Nick Winston is an English director and choreographer working in theatre, opera and film.

==Life and career==
Winston directed Bonnie & Clyde in Concert at the Theatre Royal, Drury Lane, starring Jeremy Jordan, followed by Bonnie & Clyde at The Arts Theatre in 2022 and a subsequent production at the Garrick Theatre in 2023. His second collaboration with composer Frank Wildhorn was Death Note, which had a concert premiere at the London Palladium in September 2023, followed by a run at the Lyric Theatre.

His previous credits as director and choreographer include The Secret Garden (London Palladium, 2022); Chess (Drury Lane, 2022); Shrek the Musical (Eventim Apollo; UK Tour, 2023); Fame (Peacock Theatre; Troubadour; UK tour, 2019); Mame (Hope Mill Theatre, 2019); Rock of Ages (UK tour, 2018 and 2021); Club Tropicana (UK tour, 2019); The Wedding Singer (Troubadour, 2020; UK tour, 2017); We Will Rock You (world tour, 2022); Buddy: The Buddy Holly Story (Artscape, Cape Town, 2023); An American in Paris (National Theatre, Linz, 2018); Chess (Tokyo, 2020); Guys and Dolls; Carousel (2022); Half a Sixpence (2022); Cats (Kilworth House, 2019); Bugsy Malone and Shakespeare's A Midsummer Night's Dream (Curve, 2017).
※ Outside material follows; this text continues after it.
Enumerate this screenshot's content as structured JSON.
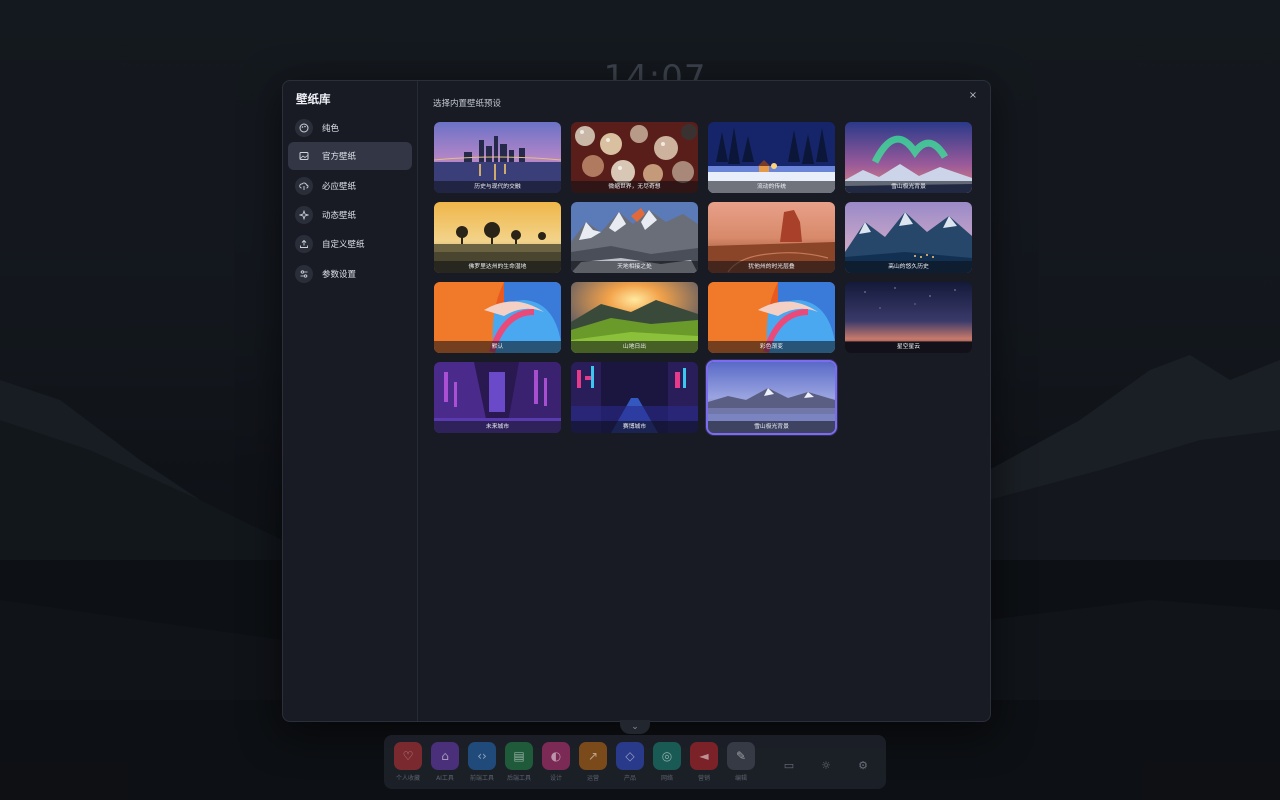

Winston's work as choreographer includes Pippin at the Charing Cross Theatre (2021), Annie at the Piccadilly Theatre (2017); the original West End production of Loserville (2012) in West Yorkshire Playhouse, Leeds, and then at the Garrick, which received an Olivier Award nomination for Best New Musical; Druids’ production of Waiting for Godot, which toured America and played a season at the Lincoln Center in New York; Kiss Me Kate at the Théâtre du Châtelet in Paris and Jonathan Dove's The Adventures of Pinocchio for Opera North at Grand Theatre, Leeds (2010) and other opera companies.

Winston directed a 2022 film adaptation of his own musical, Tomorrow Morning (Amazon). He directed The Royal Variety Show in the presence of HRH The Prince of Wales, hosted by Miranda Hart for ITV in 2017. His other work on screen includes Miranda: My Such Fun Celebration (BBC, 2019); Sondheim at 80 starring Judi Dench (BBC), Shakespeare Live: From the RSC (BBC) and The Diplomat (Netflix).

Winston directed the original production of Burlesque the Musical at Manchester Opera House in June and Glasgow in September 2024.

Winston lives in Northampton with his two children.